Architecture & hyperparameters
- auto_arima search: max_p=5, max_d=2, max_q=5
- Seasonal period = 24 (daily seasonality)
- 3-month rolling window per unit (full history exhausts Kalman state)
- JSON parameter serialization (avoids multi-GB SARIMAX pickles)
Strengths
- Native confidence intervals from get_forecast()
- Statistically interpretable (clear order semantics)
- Robust baseline; ~82% ±2 accuracy across all horizons
Limitations
- Univariate — ignores ED, surgery, ADT flow features
- Slow to fit on long histories (Kalman filter overhead)
- Identical accuracy across horizons (cannot exploit horizon-specific features)
Validation ±2 patient accuracy
| 1h | 2h | 3h | 4h | 12h | 24h | 48h | 72h |
| 82.0% | 82.0% | 82.0% | 82.0% | 82.0% | 82.1% | 82.2% | 82.1% |
Cells highlighted indicate this model is the winner at that horizon.
Facebook's piecewise-linear trend model with explicit yearly, weekly, and daily seasonality plus US holiday effects. Trained once per unit; forecasts at horizons by shifting the future dataframe.
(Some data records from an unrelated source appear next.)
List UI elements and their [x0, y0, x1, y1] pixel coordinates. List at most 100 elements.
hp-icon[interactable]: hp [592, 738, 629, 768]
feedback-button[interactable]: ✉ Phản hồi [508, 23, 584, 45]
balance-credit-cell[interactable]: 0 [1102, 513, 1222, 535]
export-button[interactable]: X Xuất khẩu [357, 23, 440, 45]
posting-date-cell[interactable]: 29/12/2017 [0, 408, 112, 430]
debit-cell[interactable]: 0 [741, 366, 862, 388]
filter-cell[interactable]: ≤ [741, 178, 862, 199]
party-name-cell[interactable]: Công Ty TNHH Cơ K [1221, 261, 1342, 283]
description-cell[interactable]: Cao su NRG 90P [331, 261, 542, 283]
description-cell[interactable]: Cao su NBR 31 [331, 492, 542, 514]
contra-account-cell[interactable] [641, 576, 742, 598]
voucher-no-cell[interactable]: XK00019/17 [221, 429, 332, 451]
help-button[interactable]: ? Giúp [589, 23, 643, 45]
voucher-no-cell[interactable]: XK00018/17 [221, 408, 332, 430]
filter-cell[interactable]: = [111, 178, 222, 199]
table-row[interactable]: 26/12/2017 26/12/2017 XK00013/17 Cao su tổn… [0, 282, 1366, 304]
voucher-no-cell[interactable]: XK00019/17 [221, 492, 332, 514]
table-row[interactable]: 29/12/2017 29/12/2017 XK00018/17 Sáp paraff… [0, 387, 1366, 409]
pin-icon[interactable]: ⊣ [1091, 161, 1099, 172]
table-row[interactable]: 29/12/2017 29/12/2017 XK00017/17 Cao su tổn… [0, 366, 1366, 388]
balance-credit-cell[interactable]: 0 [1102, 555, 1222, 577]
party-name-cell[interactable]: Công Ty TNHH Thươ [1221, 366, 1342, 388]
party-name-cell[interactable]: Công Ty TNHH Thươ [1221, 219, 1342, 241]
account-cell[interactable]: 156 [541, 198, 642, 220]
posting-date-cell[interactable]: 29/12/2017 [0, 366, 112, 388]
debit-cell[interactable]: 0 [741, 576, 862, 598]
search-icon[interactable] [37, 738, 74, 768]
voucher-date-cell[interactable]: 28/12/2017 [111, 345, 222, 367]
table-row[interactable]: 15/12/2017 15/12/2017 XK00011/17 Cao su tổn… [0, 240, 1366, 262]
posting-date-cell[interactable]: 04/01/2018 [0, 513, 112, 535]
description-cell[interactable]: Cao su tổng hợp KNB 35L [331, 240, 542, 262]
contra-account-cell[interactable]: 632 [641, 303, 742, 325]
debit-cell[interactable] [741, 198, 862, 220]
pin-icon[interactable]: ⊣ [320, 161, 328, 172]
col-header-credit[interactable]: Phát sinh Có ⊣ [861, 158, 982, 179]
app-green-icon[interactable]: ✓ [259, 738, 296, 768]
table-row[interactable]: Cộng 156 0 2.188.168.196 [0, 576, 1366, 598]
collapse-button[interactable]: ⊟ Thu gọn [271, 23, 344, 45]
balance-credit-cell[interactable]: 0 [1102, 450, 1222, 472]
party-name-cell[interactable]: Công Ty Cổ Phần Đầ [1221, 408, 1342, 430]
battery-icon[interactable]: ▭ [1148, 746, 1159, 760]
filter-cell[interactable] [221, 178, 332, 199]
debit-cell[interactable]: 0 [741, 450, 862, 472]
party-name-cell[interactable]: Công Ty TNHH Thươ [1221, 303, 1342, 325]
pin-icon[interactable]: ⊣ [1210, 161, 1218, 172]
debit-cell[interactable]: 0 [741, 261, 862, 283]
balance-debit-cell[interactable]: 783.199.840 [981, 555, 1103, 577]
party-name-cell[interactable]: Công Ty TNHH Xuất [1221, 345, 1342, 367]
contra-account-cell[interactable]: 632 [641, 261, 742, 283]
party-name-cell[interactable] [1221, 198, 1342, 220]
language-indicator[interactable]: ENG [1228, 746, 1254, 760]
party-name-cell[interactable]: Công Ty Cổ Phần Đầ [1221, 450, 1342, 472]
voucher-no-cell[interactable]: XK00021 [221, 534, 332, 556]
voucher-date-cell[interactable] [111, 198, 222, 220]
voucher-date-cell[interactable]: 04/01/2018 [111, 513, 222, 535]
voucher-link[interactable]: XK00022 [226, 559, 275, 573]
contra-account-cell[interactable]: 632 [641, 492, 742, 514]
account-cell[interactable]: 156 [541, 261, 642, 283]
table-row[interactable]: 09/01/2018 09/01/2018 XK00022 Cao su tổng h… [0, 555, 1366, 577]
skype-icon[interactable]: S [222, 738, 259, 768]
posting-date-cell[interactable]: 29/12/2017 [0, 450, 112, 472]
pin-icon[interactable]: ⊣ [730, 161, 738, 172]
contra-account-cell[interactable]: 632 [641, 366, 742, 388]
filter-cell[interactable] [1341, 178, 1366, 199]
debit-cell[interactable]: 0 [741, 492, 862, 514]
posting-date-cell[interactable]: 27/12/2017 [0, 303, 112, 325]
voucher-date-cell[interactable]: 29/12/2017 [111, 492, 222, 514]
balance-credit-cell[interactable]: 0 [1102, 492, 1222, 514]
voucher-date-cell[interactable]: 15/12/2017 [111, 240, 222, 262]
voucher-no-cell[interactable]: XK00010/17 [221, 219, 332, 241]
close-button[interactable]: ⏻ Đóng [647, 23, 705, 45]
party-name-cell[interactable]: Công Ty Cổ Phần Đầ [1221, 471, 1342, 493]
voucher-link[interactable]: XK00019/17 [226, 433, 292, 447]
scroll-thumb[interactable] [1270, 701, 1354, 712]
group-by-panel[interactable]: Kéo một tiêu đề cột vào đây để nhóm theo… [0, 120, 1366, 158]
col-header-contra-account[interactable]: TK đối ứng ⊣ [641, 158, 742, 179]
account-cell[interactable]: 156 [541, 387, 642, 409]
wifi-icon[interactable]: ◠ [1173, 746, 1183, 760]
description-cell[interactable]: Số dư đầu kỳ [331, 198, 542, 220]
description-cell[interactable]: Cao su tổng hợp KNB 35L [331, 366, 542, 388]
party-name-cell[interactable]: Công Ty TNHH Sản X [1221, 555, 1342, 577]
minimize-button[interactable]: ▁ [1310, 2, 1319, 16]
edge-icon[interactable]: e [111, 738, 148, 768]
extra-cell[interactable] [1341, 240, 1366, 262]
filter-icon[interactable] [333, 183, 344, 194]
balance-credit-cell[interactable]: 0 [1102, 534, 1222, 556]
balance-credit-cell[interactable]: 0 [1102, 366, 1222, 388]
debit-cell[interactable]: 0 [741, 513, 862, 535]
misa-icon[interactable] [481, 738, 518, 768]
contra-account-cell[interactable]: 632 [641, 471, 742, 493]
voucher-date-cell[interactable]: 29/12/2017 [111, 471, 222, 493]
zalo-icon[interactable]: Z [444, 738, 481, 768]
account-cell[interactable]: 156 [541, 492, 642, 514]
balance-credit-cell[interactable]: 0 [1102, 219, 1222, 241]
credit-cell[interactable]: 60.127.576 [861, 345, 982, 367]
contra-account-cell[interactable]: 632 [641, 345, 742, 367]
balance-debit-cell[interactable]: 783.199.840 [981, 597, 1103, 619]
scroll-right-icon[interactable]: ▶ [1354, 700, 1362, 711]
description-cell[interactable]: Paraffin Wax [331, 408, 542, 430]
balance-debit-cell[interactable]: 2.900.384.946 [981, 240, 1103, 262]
Architecture & hyperparameters
- yearly_seasonality, weekly_seasonality, daily_seasonality all enabled
- changepoint_prior_scale=0.05 (default)
- country_holidays='US' for built-in holiday effects
- Per-unit, train-once
Strengths
- Robust to missing data and outliers
- Native uncertainty intervals
- Explicit, interpretable seasonality components
- Holiday-aware out of the box
Limitations
- Univariate (CENSUS only)
- Doesn't capture short-term shocks driven by ADT flow
- ~86% ±2 accuracy across horizons — solid baseline but bested by ML models
Validation ±2 patient accuracy
| 1h | 2h | 3h | 4h | 12h | 24h | 48h | 72h |
| 86.3% | 86.3% | 86.3% | 86.3% | 86.3% | 86.3% | 86.2% | 86.1% |
Cells highlighted indicate this model is the winner at that horizon.
Per-unit, per-horizon weighted average of all available individual model predictions. Weights are computed from validation MAPE — better-performing models get higher weight — then normalized to sum to 1.
Architecture & hyperparameters
- weight_i = (1 / MAPE_i) normalized across enabled models
- Per-unit, per-horizon weights stored as JSON
- Skips models with NaN MAPE on the validation set
- Requires ≥2 component models per (unit, horizon) to fire
Strengths
- Hedges against single-model failure modes
- Smoother performance across horizons (no cliff between RF dominance and LSTM dominance)
- MAPE-based weighting downweights poor performers automatically
Limitations
- Weights frozen from validation set — won't adapt to drift
- Inherits the failure modes of all components
- Not always the winner: tree models or LSTM often beat the ensemble at their respective horizons
Validation ±2 patient accuracy
| 1h | 2h | 3h | 4h | 12h | 24h | 48h | 72h |
| 97.0% | 94.1% | 91.6% | 91.3% | 87.7% | 86.6% | 85.3% | 85.2% |
Cells highlighted indicate this model is the winner at that horizon.